The tanager, as perhaps every one knows, is one of our most brilliant birds, bright scarlet with black wings and tail. He is as shy as he is gay, living usually in the woods, and not taking at all kindly to the enforced companionship of mankind. I had long been anxious to make the acquaintance of this retiring bird, partly because I desire to know personally all American birds, and partly because I wanted to watch his change of plumage; for the scarlet uniform is only the marriage dress, and put off at the end of the season. Hence whenever I saw a tanager in a New York bird store I brought it home, though dealers always warned me that it would not live in confinement. My first attempts were disastrous, certainly. The birds refused to become reconciled, even with all the privileges I gave them, and one after another died, I believe for no other reason than their longing for freedom. Let me say here that feeling thus, they would have received their liberty, much as I wished to study them, only their plumage was not in condition to fly, and they would go out to certain death.
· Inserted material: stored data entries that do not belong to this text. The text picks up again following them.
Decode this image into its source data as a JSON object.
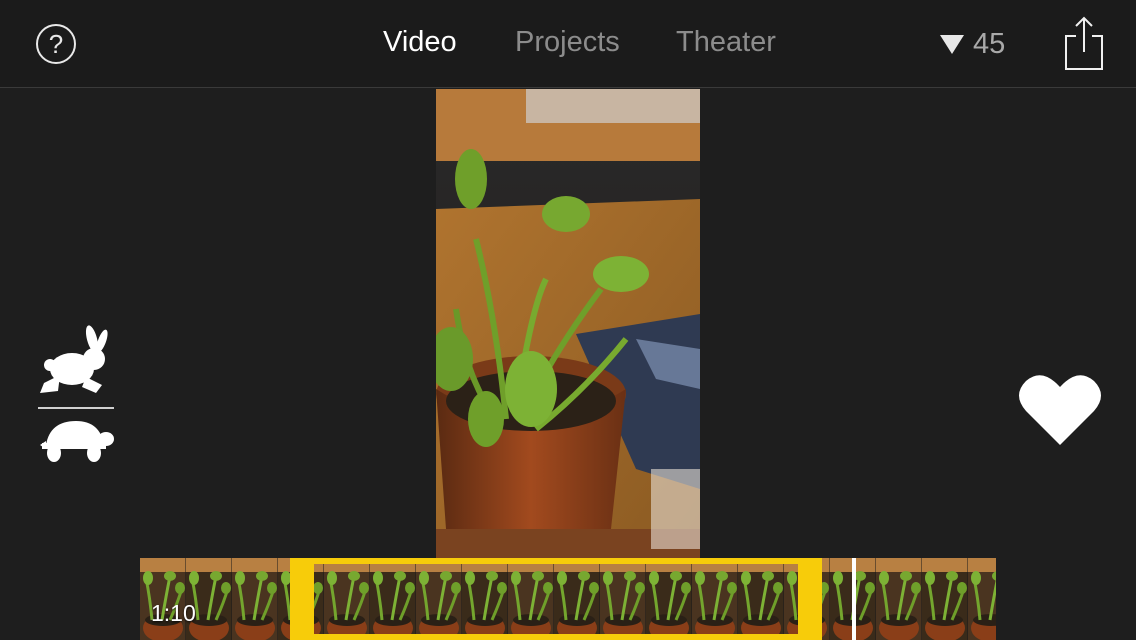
{
  "header": {
    "help_icon_glyph": "?",
    "tabs": [
      {
        "label": "Video",
        "active": true
      },
      {
        "label": "Projects",
        "active": false
      },
      {
        "label": "Theater",
        "active": false
      }
    ],
    "storage_count": "45",
    "share_icon": "share-icon"
  },
  "speed": {
    "fast_icon": "rabbit-icon",
    "slow_icon": "turtle-icon"
  },
  "favorite_icon": "heart-icon",
  "timeline": {
    "duration": "1:10",
    "selection_color": "#f7cc0a"
  },
  "colors": {
    "background": "#1e1e1e",
    "active_tab": "#ffffff",
    "inactive_tab": "#8c8c8c",
    "selection": "#f7cc0a"
  }
}
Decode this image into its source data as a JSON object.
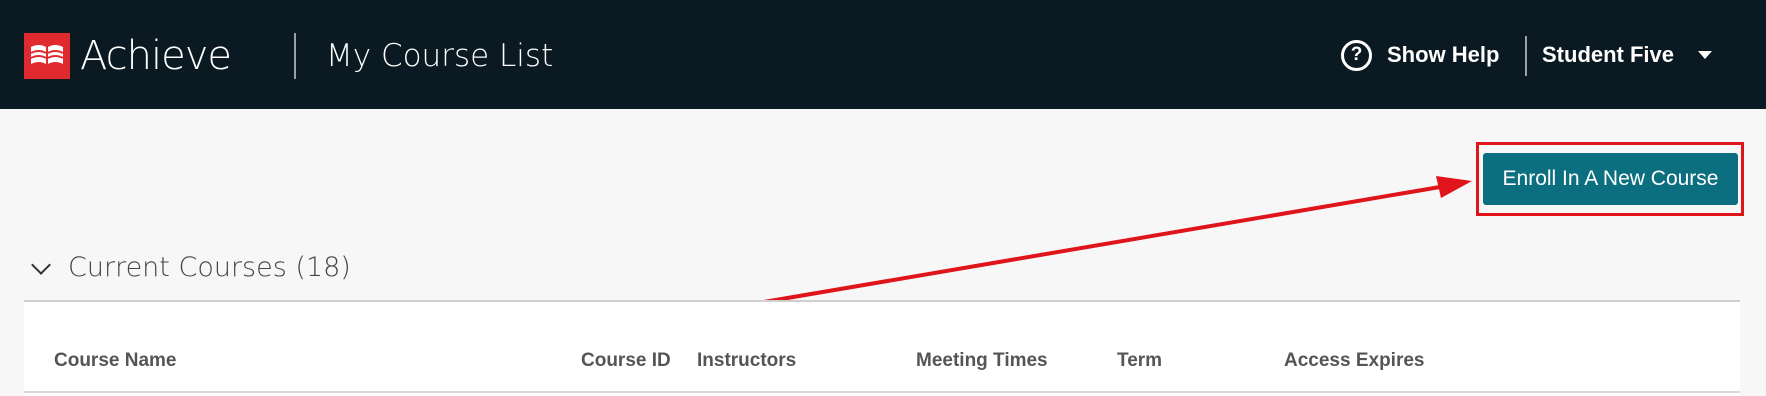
{
  "header": {
    "logo_text": "Achieve",
    "page_title": "My Course List",
    "help_label": "Show Help",
    "user_name": "Student Five"
  },
  "actions": {
    "enroll_label": "Enroll In A New Course"
  },
  "section": {
    "title": "Current Courses (18)"
  },
  "table": {
    "columns": [
      "Course Name",
      "Course ID",
      "Instructors",
      "Meeting Times",
      "Term",
      "Access Expires"
    ]
  },
  "colors": {
    "header_bg": "#0b1a22",
    "brand_red": "#e02a2f",
    "button_teal": "#0c6f80",
    "annotation_red": "#e0141b"
  },
  "icons": [
    "logo-mark-icon",
    "help-circle-icon",
    "caret-down-icon",
    "chevron-down-icon"
  ]
}
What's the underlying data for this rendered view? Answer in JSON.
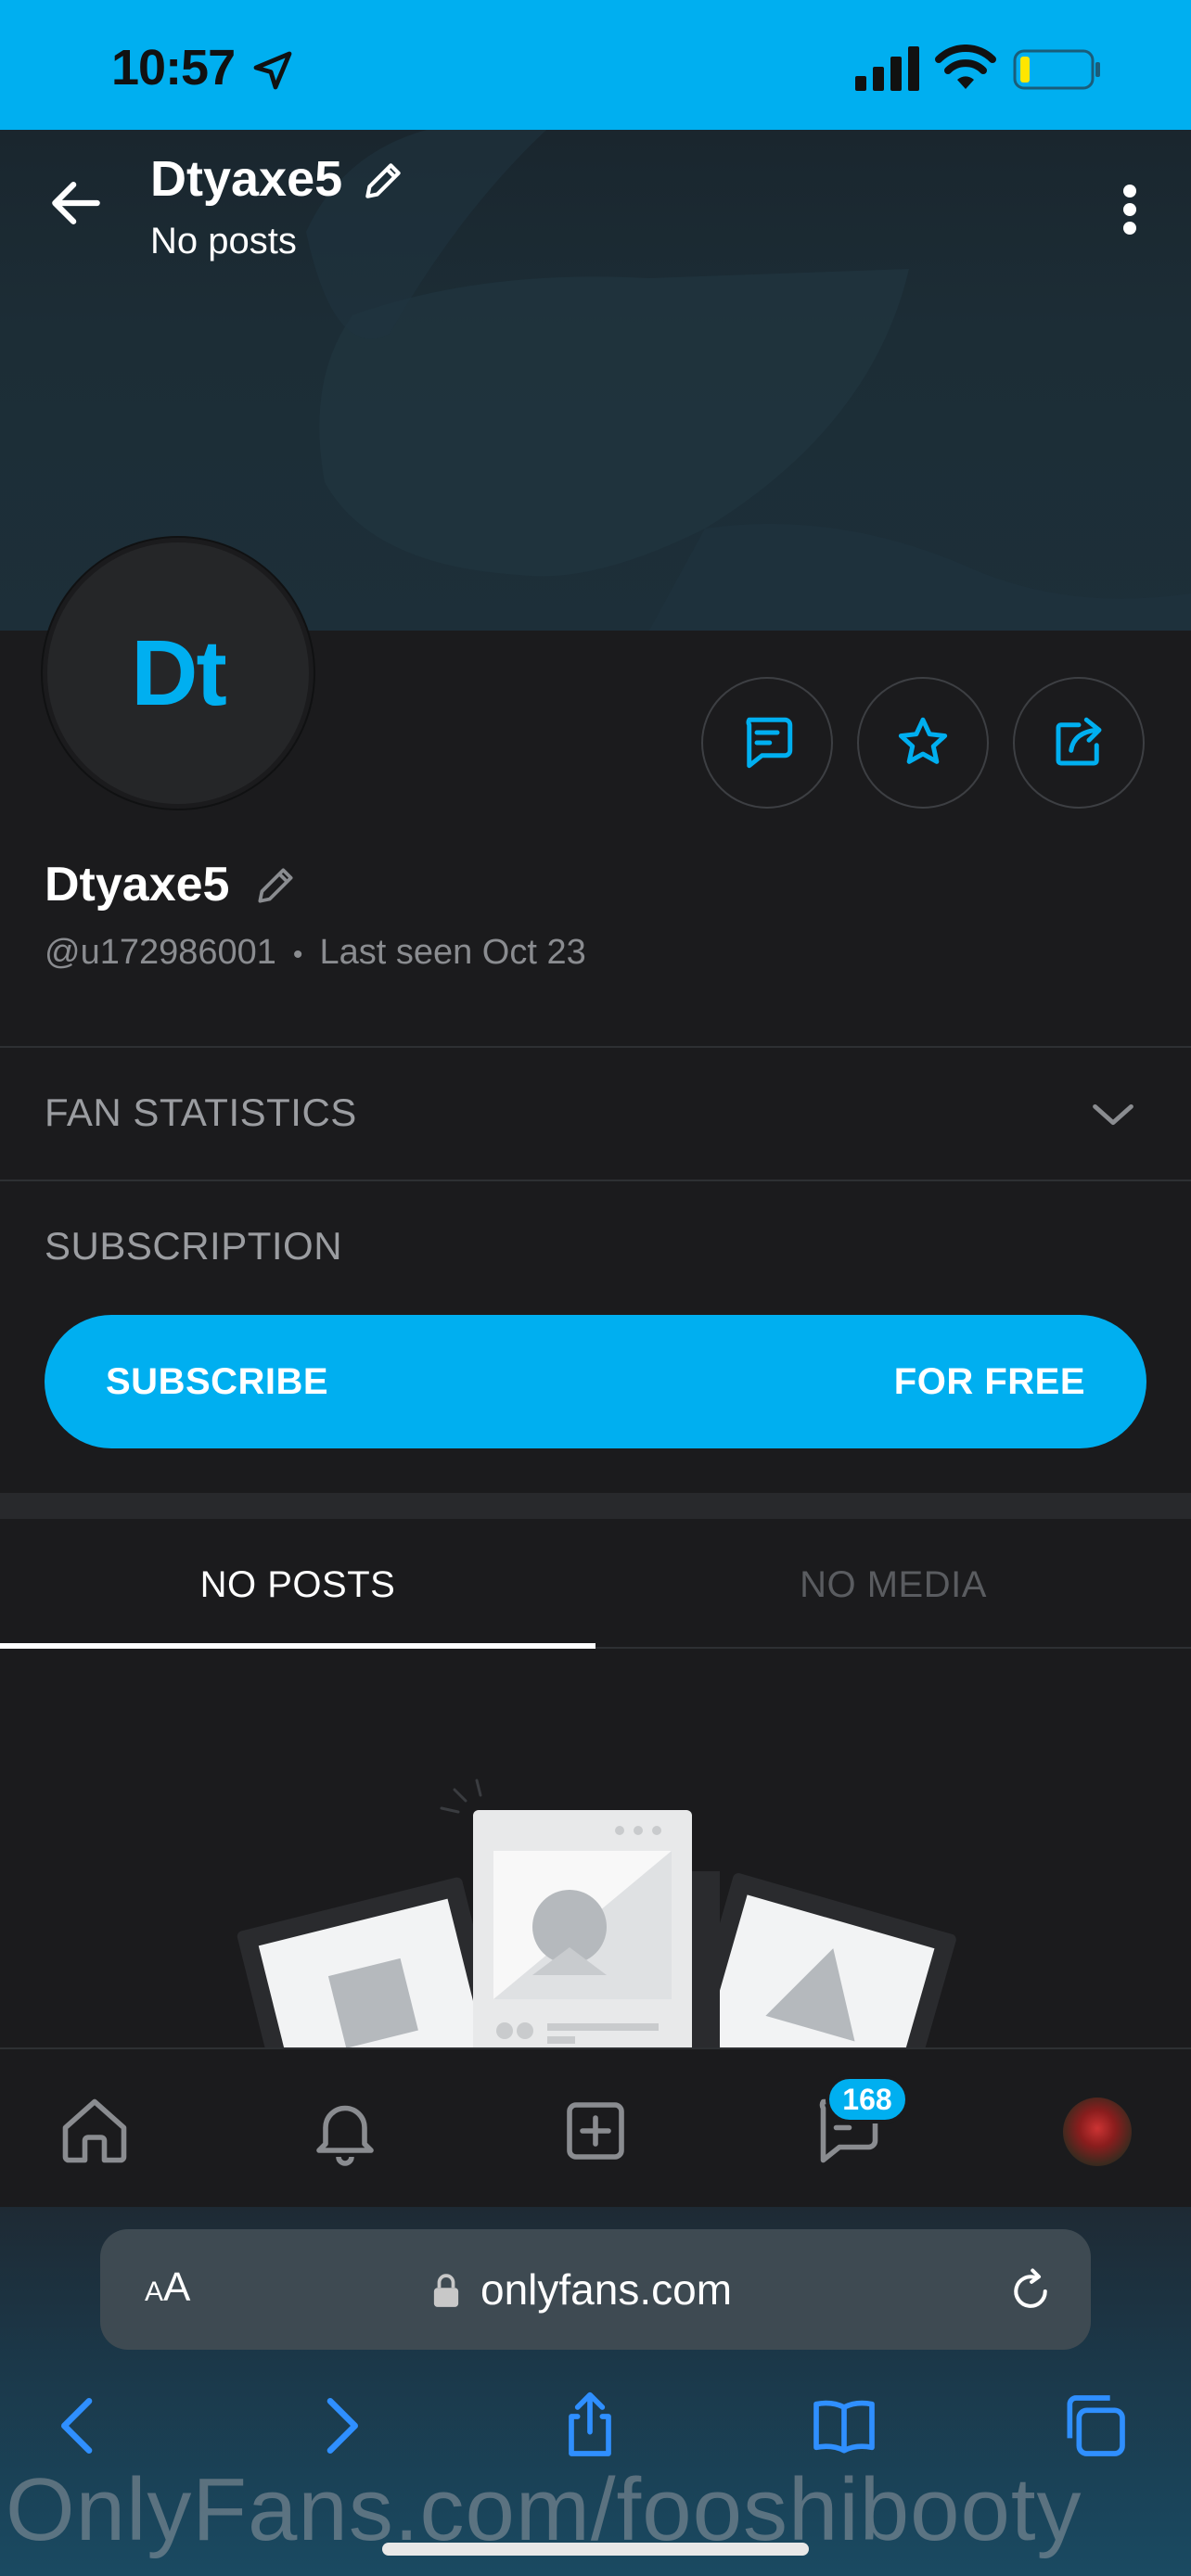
{
  "status_bar": {
    "time": "10:57"
  },
  "header": {
    "title": "Dtyaxe5",
    "subtitle": "No posts"
  },
  "profile": {
    "avatar_initials": "Dt",
    "name": "Dtyaxe5",
    "handle": "@u172986001",
    "separator": "•",
    "last_seen": "Last seen Oct 23"
  },
  "sections": {
    "fan_statistics": "FAN STATISTICS",
    "subscription": "SUBSCRIPTION"
  },
  "subscribe": {
    "label": "SUBSCRIBE",
    "price": "FOR FREE"
  },
  "tabs": [
    {
      "label": "NO POSTS",
      "active": true
    },
    {
      "label": "NO MEDIA",
      "active": false
    }
  ],
  "bottom_nav": {
    "items": [
      "home-icon",
      "bell-icon",
      "add-post-icon",
      "messages-icon",
      "profile-avatar"
    ],
    "messages_badge": "168"
  },
  "browser": {
    "text_size_label": "AA",
    "url": "onlyfans.com",
    "watermark": "OnlyFans.com/fooshibooty"
  },
  "colors": {
    "accent": "#00aff0",
    "background": "#1b1b1d"
  }
}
My hope was to make them contented through the winter, while they put on a new suit of feathers, and open the doors for them in summer.

The subject of this tale, and the last of the series, I procured of a dealer who has learned to keep tanagers in good condition, and I never had trouble with this bird's health or spirits. It was not until May that he wished to leave me. When he joined the circle in the room he had just thoroughly learned that a cage was a place he could not get out of, and he had ceased to try. The first morning when his neighbors came out of their cages he was as much astonished as if he had never seen birds out of a bird store. He stretched up and looked at them with the greatest interest. When one or two began to splash in the large shallow bathing dishes on the table, he was much excited, and plainly desired to join them. I opened his door and placed in it a long perch leading to freedom. For some time he did not come out, and when he did, the sudden liberty drove out of his head all thoughts of a bath. When he flew, he aimed straight for the trees outside the window, and of course came violently against the glass.

This experience all house birds have to go through, and it is sometimes several days before they learned the nature of glass. The tanager learned his lesson more quickly. He fell to the floor at first, from the shock, but in a few moments recovered himself and returned, this time alighting on the top of the lower sash and proceeding to examine the strange substance through which he could see, but could not go. He gently tapped the glass with his beak the whole length of the window, passing back and forth several times till satisfied. Turning at last from that, he cast his eye around for another exit, and settled on the white ceiling as the most likely place. Then he flew all about the room close to the ceiling, touched it now and then with his beak, and finding it also impassable, he came down to the window again. He had not the least curiosity about the room, and was not at all afraid of me. The world outside the windows and his cage when he was hungry, were all that he cared for at present—except the bath.